Zen and the Art of Vibe-Coding
Is there still room for code-templation?
How AI-assisted coding eliminates the contemplative pauses between architecture and implementation—and whether beginners can still build expertise without that rhythm.
📌 Thesis - I argue that traditional coding builds expertise through oscillation : descending into implementation, returning to architecture, learning through the friction. AI-assisted coding eliminates that rhythm, keeping developers at the system level continuously. This enables sustained architectural focus and demands new precision in articulating design. But it raises a developmental question: can beginners build expertise through articulation alone? or does expertise require the full cycle?
🌀 Prompt Spin – Click for the AI-rewritten opening (can you guess the prompt I used?)

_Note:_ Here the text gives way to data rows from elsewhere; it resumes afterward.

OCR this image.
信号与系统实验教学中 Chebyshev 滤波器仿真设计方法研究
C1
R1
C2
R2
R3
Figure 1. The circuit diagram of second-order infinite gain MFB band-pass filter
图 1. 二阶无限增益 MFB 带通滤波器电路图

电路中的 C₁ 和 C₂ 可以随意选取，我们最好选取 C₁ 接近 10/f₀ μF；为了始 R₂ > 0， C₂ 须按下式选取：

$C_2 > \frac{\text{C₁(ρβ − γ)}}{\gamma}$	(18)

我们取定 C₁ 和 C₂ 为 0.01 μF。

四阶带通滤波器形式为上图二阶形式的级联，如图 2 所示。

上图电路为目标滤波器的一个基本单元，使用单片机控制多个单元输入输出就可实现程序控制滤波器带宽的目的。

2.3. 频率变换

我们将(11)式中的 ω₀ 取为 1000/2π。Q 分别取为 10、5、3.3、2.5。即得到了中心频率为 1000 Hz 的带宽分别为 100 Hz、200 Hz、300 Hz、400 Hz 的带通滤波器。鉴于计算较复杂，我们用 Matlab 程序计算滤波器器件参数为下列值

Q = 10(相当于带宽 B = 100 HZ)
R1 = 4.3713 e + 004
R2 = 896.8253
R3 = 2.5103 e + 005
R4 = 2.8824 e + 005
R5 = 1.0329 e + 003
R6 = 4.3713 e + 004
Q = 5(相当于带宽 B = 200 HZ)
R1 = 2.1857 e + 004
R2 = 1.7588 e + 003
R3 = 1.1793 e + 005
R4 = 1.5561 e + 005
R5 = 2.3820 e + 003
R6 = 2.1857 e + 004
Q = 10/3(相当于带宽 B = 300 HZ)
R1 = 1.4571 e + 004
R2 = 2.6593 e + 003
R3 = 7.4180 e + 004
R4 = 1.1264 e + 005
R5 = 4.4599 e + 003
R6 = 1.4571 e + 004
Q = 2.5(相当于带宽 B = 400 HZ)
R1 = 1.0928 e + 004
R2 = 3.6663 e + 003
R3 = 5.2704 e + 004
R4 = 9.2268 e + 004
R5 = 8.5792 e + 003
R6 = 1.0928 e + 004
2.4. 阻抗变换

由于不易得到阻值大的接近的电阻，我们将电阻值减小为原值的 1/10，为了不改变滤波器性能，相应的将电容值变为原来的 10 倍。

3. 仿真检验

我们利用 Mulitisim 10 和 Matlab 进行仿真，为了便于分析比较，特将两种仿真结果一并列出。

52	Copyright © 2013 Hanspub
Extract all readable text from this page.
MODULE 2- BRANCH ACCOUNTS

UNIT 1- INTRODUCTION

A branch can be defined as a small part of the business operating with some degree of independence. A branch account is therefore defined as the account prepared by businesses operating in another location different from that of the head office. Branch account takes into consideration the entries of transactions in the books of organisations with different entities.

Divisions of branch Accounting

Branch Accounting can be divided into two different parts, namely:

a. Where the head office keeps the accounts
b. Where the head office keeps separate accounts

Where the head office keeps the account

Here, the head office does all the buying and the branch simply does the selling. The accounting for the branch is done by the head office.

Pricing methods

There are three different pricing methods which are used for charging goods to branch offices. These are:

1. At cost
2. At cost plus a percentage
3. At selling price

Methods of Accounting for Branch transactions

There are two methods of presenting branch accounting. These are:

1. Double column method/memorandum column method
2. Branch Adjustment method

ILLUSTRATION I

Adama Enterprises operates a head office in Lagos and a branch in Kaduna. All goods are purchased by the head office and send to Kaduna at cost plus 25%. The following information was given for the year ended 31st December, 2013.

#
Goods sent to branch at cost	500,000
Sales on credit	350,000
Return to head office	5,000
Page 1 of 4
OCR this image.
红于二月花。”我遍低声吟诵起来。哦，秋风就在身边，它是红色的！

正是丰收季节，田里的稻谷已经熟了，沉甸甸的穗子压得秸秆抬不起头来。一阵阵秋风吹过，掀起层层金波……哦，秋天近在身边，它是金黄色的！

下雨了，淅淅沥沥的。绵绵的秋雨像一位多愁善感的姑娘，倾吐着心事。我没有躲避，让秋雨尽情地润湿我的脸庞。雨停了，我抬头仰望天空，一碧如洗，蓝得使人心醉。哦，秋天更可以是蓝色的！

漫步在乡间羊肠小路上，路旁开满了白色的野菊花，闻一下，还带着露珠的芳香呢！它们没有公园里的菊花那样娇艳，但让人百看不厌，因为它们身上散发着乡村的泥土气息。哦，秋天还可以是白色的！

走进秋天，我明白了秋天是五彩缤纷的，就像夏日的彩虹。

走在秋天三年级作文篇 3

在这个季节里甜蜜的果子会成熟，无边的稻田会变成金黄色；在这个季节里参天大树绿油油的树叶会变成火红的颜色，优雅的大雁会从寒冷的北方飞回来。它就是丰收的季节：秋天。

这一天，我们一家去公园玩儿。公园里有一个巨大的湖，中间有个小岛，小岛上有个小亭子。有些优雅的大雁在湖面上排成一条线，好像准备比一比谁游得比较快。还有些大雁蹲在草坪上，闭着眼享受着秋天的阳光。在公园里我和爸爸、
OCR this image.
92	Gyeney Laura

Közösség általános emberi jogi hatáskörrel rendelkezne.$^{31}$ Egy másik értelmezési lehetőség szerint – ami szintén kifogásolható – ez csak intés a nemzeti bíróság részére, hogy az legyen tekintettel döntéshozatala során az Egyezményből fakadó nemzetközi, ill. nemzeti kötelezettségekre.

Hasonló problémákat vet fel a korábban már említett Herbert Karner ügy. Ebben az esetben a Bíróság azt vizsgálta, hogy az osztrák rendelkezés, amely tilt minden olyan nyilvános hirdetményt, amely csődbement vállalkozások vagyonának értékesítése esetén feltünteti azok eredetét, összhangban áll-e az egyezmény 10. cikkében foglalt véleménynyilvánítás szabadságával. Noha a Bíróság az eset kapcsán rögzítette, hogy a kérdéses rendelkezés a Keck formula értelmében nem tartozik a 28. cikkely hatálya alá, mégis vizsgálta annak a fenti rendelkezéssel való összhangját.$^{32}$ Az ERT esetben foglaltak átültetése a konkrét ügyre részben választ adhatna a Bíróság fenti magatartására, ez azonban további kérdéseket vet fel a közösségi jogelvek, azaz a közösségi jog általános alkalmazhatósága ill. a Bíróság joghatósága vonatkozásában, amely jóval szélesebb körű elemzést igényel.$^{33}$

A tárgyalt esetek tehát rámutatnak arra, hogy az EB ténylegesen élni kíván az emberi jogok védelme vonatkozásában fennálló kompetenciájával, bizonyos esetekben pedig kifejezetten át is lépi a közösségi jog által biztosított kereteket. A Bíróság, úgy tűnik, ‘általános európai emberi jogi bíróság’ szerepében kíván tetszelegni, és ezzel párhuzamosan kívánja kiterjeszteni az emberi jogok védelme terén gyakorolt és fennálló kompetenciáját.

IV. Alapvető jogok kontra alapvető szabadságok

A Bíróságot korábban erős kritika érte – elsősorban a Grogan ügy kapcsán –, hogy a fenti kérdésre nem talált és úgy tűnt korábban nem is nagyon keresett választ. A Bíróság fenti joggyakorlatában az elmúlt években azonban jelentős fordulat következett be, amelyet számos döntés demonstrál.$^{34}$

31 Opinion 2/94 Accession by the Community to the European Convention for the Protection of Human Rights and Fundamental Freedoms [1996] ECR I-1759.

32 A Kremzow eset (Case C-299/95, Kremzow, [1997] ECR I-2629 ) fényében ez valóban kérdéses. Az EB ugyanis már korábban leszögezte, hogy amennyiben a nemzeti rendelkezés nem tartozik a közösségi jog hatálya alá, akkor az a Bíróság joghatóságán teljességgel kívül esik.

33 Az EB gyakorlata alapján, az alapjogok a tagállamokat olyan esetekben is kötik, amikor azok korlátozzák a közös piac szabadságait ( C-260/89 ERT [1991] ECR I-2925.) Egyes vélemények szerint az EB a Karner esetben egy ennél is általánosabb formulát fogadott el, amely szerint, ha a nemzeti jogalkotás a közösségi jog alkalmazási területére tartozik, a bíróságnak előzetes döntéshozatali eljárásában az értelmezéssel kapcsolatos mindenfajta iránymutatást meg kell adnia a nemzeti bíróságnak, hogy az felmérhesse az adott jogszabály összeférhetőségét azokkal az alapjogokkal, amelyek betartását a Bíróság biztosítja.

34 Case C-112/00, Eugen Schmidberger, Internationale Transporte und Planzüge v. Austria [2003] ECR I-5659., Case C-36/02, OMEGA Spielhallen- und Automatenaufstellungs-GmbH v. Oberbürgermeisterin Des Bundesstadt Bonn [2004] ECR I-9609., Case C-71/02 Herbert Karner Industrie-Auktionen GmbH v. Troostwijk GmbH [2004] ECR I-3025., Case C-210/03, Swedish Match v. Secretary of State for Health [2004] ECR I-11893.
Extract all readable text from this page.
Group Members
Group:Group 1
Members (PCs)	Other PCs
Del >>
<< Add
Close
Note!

"Claude was refactoring five files at once—again. Decomposing the system architecture exactly how I wanted it. The code was elegant, precise, right. I should have been thrilled. But as I sat at my keyboard, watching the AI write code I used to write myself, I couldn't help but wonder: are we eliminating the very pauses that make us good at what we do? Sure, vibe-coding lets me focus on the big picture—but what if I like the small picture? The pruning, the polishing of docstrings, the typing of arguments, the quiet moment of sitting with what I've made. Was I building my mind while I thought I was just beautifying code?"
Introduction
I’ve been coding since childhood. It felt natural, fluid—something that just worked. That changed when I encountered cognitive science. Reading how researchers had documented the mental operations of expert practitioners transformed me into an observer of my own practice. Suddenly I could see the processes underneath the intuition.
Expertise, I’ve come to understand, requires this kind of self-reflection. Seeing ourselves from the inside, understanding the cognitive operations that feel automatic. With AI-assisted coding, my practice has shifted dramatically. This essay is an attempt to understand what’s changing, and what that change might mean.
The question at stake: what cognitive processes made traditional coding effective at building expertise, and what happens when AI eliminates the rhythm those processes depended on? This isn’t just about productivity—it’s about how developers are made.
Seeing, drawing, seeing
I like writing on paper, and I like writing on my laptop, and I like writing with AI. My output is different across these three environments. On paper, my sentences are shorter, more carefully worded, more in-depth. It’s not better writing—it’s different. For a long time I couldn’t explain why.
The answer came from Donald Schön’s work on reflective practice [Schön, 1983; Schön, 1991]. He describes a seeing-drawing-seeing cycle: you see the current situation, draw (make a mark, write a line, sketch an idea), then see again—the artifact “talks back,” revealing what you didn’t know you were thinking. The medium shapes this rhythm. The friction between thought and externalization determines how the cycle unfolds.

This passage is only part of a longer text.